For example: Most states don’t require board members to have any experience with the criminal justice system.

1. Life sentences don’t necessarily mean life.

Unless they're sentenced to life without parole, people serving life sentences are eligible for parole eventually. The minimum date by which they can go before the parole board varies by state: in some states it's as little as 15 years; in other states it's as many as 50.

2. But most parole boards won’t even think about giving parole to lifers.

Research shows violent offenders are the least likely to reoffend, but parole-eligible lifers are almost never paroled at their first hearing, and in some states are never paroled at all. This refusal to grant parole to lifers "has obliterated the distinction" between life with and life without parole, wrote Maryland Circuit Court Judge Philip Caroom in a recent report.

The room where parole board hearings are held at the New Hampshire State Prison for Men in Concord, N.H.

The room where parole board hearings are held at the New Hampshire State Prison for Men in Concord, N.H.

3. If you are a farmer, auto salesman, DuPont executive or personal fitness trainer, you too can be on a parole board.

Most states don’t require experience with the criminal justice system to be on a parole board. Only some states have basic professional and educational requirements for parole board members — and those that do are usually worded in an advisory way, like, "board members should have a bachelor's degree."

4. Prisoners have no legal rights in parole hearings.

In all other aspects of the criminal justice system, people have some basic rights guaranteed by the Constitution, like the right to confront your accuser or to see the evidence against you. But according to the Courts, parole is an "act of grace," not a right — so prisoners have no protections.

5. Parole boards can make decisions for almost any reason.

Courts let parole boards make decisions on the basis of anything they want. Some boards have decision guidelines, but there's little in the law that requires board members to follow them.

6. Parole is not "early release."

Many refer to parole as "early release," but the possibility of parole is built into the sentence when the judge hands it down. Judges hand down a range of years, like five-to-10 or two-to-seven. After serving the minimum number of years — or “min” — inmates are eligible for parole. “The public says, ‘They’re letting them out early!’ That’s what really frosted me,” says Donna Sytek, chair of the New Hampshire board. “Nobody gets out early! Everybody serves their minimum.”

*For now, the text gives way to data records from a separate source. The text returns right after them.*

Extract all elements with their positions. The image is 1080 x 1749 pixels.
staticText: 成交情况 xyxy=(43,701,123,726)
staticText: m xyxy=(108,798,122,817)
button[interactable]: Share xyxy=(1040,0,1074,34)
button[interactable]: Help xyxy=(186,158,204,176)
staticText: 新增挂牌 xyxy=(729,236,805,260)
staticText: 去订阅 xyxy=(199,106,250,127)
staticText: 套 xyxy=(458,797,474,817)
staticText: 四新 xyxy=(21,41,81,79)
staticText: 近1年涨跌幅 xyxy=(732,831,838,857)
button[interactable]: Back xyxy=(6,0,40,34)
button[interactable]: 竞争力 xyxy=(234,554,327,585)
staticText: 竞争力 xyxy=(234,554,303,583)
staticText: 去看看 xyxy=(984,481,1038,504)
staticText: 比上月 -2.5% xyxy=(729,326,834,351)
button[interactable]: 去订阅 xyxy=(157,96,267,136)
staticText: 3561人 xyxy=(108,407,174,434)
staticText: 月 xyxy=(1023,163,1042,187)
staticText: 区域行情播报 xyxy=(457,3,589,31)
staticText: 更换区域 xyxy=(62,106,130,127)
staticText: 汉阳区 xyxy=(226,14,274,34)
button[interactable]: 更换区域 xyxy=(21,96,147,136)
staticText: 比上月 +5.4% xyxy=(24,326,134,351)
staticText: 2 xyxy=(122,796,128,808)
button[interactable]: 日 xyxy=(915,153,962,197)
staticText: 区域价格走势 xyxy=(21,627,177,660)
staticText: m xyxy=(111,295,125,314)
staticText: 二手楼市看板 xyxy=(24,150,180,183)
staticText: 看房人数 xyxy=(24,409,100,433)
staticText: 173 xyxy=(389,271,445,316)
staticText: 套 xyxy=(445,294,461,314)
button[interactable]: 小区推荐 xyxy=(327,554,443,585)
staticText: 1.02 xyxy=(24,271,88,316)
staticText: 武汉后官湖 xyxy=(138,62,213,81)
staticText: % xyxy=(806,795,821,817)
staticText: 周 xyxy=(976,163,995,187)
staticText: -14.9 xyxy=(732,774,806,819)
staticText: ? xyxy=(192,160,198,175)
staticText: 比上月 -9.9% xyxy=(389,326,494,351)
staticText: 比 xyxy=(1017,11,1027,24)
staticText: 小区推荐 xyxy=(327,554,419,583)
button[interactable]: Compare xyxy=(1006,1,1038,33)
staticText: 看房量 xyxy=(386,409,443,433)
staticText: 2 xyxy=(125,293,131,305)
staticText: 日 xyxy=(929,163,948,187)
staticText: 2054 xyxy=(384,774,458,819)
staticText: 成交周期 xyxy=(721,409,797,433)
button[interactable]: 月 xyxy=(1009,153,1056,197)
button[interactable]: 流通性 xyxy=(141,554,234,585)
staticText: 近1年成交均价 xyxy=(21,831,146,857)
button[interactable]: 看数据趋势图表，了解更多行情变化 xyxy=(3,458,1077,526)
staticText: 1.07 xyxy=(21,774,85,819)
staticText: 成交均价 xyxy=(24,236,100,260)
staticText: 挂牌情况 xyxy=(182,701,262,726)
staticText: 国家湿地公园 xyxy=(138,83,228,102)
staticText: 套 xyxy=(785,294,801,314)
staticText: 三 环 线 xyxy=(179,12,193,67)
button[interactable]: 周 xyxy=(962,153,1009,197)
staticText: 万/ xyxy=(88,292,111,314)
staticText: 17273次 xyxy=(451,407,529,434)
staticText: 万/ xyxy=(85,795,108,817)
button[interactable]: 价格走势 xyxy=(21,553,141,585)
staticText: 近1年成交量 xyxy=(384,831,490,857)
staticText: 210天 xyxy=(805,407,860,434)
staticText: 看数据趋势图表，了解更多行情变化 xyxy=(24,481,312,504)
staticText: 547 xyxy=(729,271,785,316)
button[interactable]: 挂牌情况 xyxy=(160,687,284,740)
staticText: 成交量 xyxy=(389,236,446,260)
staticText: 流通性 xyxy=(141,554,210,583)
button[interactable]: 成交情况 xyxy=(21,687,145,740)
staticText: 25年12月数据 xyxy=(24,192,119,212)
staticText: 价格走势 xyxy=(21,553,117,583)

7. No one really knows how to get parole.

Boards rarely set clear expectations for what an inmate must do to earn release. When they do, they’re not required to keep their own promises. "Last time I saw the board, in '94, they said, stay ticket-free, and we’ll interview you in five years," says Reynaldo Rodriguez, who is serving a life sentence in Michigan for second-degree murder. Since his conviction in 1977, he has twice been denied by the state's parole board. "I got no tickets. What did I do in these last five years that I didn’t deserve an interview?"

8. Parole boards can dictate your life on the outside, too.

Parole boards don't just decide who to send home. They also decide what the conditions of people's parole will be, and what the consequences are if they violate parole. In some states, boards can even decide whom to consider for parole and when.

9. Parole boards may not actually meet the person up for parole.

In many states, boards can make the decision based solely on the records in the prisoner’s file. Considering an average state board has about 35 release decisions per workday, that’s not a lot of time for review.